He got the biggest advance ever paid to a non-fiction writer by an Irish publisher and enough controversy to sell four books. But two weeks after it went on sale, David McWilliams' latest tome on the economy has sold fewer than 2,000 copies.
After the release of Follow The Money on 30 October, its publishers Gill & Macmillan could have been forgiven for thinking they had hit gold as a war of words erupted between McWilliams and finance minister Brian Lenihan over claims in the book that the economist was called on for advice during the banking crisis of autumn 2008.
Even more column inches were generated by passages in which McWilliams likened RTE presenter Miriam O'Callaghan's interview technique to a seduction. The author later admitted that he had misjudged his comments.
Yet it seems readers really aren't that interested. According to Nielsen BookScan, which draws up the official book chart for sales in Ireland, in the week to 7 November, the book sold 1,913 copies.
This is a long way from the 90,000 sales Gill & Macmillan needs to recoup a €100,000 advance it paid McWilliams for a two-book deal in 2006.
"We do expect it to be one of the big sellers at Christmas. It's selling very well already," said a hopeful spokeswoman for Gill & Macmillan. The publisher is hoping to generate more sales from talks McWilliams is giving in major bookshops in Dublin, Limerick and Cork in the coming weeks.
Outselling McWilliams in the non-fiction current affairs and issues category, with a fraction of the publicity, is Shane Ross's book The Bankers: How the Banks Brought Ireland to Its Knees, which sold 3,061 copies in the same two-week period.

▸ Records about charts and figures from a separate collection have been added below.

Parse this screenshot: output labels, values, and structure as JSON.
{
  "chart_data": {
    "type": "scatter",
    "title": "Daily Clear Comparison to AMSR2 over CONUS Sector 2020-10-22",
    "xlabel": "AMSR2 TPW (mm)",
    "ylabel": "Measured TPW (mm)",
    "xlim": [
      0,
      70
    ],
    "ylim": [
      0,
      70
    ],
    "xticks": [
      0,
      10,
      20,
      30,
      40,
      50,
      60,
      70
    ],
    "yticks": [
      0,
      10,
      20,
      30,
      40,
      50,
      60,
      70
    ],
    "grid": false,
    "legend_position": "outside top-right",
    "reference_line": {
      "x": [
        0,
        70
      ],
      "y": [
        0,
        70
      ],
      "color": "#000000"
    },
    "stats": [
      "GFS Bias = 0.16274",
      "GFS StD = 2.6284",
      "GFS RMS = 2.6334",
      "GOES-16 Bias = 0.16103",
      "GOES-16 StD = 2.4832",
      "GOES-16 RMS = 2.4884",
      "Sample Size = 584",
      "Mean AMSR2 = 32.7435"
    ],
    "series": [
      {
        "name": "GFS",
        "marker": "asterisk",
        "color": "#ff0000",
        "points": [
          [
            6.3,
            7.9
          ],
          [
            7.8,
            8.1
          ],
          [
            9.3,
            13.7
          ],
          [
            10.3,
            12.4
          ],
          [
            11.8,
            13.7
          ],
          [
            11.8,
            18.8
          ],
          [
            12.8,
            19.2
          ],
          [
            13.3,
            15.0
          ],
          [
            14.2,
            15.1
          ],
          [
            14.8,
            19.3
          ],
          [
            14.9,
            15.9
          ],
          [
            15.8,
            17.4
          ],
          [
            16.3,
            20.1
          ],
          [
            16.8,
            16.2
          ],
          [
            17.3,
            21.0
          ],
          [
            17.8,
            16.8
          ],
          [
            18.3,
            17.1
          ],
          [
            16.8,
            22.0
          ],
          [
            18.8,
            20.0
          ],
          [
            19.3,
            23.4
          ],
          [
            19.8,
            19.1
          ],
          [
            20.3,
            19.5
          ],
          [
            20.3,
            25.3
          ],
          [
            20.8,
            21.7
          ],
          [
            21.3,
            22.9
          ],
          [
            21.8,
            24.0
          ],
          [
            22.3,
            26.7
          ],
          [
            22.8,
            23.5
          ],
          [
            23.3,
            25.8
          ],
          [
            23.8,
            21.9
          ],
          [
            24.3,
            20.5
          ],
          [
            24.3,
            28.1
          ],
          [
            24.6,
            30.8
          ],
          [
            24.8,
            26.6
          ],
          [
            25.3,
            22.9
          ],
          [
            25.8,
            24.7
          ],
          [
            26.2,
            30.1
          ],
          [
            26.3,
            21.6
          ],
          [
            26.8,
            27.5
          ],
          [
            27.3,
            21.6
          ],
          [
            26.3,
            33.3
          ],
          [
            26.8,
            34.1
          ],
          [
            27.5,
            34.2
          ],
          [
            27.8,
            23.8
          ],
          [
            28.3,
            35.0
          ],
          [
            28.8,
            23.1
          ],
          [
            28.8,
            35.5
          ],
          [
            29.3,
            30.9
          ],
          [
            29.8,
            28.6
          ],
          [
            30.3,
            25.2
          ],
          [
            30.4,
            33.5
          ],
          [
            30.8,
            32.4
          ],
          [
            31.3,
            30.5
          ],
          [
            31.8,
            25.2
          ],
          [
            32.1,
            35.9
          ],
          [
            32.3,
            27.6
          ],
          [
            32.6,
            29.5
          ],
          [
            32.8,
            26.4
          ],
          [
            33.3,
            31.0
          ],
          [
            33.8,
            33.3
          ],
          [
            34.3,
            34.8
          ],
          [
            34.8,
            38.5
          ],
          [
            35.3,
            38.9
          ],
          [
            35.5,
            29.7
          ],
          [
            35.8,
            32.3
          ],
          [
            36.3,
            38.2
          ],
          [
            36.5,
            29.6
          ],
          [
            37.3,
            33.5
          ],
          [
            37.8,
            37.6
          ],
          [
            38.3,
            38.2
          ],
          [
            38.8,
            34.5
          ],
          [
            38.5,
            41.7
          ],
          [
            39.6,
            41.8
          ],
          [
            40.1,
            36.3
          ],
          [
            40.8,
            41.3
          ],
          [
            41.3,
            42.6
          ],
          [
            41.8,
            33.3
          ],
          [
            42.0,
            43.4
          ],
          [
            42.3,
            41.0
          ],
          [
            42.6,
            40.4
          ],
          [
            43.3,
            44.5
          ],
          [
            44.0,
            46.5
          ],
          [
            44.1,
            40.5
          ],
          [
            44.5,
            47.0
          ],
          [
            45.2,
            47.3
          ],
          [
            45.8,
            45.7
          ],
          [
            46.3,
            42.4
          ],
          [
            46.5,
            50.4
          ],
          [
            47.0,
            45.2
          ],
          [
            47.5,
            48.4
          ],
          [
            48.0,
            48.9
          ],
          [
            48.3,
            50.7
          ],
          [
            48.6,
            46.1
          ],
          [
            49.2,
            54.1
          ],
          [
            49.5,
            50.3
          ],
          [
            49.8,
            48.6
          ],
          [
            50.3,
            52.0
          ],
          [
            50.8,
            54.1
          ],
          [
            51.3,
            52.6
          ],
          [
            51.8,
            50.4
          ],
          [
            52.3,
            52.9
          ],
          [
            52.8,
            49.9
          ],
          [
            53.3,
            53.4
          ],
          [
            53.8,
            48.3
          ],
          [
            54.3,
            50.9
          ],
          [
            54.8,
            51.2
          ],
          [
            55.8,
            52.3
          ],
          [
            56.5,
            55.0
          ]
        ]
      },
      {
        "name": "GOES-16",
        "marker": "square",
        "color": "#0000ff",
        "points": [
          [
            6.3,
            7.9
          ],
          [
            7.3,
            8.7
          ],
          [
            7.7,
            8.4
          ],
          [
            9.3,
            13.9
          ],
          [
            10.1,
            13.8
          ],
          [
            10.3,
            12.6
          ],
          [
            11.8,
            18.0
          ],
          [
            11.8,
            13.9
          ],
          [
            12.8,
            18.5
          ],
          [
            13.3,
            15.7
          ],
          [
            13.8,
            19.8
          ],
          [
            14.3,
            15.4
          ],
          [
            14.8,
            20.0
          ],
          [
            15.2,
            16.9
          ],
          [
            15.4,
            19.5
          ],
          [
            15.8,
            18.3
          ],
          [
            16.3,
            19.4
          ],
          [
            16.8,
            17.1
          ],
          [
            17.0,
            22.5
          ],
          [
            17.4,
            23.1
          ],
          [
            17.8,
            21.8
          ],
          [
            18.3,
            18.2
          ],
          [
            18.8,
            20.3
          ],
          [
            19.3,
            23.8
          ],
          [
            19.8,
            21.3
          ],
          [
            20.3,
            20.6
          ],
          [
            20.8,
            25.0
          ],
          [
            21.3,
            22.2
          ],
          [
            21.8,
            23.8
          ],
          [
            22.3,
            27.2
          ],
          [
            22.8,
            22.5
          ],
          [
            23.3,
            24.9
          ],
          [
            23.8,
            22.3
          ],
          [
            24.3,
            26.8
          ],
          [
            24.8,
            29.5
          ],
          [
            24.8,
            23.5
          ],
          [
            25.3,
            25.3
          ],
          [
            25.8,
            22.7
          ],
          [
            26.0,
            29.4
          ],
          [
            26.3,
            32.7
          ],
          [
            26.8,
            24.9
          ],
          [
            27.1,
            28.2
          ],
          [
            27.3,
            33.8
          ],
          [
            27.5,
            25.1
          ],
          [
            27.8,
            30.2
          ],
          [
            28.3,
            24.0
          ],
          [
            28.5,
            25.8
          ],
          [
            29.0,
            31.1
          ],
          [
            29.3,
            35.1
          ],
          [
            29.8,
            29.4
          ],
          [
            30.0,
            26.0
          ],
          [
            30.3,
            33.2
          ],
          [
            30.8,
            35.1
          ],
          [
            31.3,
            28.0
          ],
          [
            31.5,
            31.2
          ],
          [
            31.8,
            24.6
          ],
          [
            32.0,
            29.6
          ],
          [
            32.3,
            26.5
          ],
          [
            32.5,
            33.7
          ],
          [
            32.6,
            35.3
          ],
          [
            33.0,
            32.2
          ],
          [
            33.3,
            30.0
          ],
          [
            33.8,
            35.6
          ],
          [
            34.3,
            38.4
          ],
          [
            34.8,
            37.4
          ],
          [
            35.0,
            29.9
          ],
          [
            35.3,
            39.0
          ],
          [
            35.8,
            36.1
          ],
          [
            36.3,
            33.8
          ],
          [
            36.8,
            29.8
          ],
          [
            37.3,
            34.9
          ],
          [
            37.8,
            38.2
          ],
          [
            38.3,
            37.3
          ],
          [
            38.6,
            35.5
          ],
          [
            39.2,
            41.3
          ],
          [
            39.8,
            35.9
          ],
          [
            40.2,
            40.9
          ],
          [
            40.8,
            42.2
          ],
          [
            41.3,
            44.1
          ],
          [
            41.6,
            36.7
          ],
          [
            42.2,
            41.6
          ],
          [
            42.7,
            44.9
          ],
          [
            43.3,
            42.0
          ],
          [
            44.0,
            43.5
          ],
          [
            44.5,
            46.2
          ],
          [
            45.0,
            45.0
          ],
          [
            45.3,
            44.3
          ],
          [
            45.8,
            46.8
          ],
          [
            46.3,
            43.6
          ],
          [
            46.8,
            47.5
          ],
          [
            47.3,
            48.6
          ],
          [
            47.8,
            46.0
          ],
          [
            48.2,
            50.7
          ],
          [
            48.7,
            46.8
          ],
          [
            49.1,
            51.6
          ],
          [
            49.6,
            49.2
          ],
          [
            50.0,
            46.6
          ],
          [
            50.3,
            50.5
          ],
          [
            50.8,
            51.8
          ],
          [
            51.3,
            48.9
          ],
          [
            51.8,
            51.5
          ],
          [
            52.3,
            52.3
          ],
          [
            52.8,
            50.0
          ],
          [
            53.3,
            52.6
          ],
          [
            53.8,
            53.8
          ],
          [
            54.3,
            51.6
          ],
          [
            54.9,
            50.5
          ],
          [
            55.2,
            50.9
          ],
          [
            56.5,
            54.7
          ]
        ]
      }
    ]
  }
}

Former Sunday Tribune editor Matt Cooper's book Who Really Runs Ireland? is also ahead of McWilliams' with sales of 5,279. Showtime: The Inside Story of Fianna Fáil in Power, by Pat Leahy, has sold 3,250 copies since it was published on 27 August.
Other political books more popular with the public include the two by former taoisigh. Bertie Ahern's autobiography, published in October, has sold 6,658, ahead of Albert Reynolds' memoirs, published a month earlier with sales of 2,407. Commentator Fintan O'Toole's book, Ship of Fools: How Stupidity and Corruption Sank the Celtic Tiger, has sold 1,671 copies since its release on 5 November.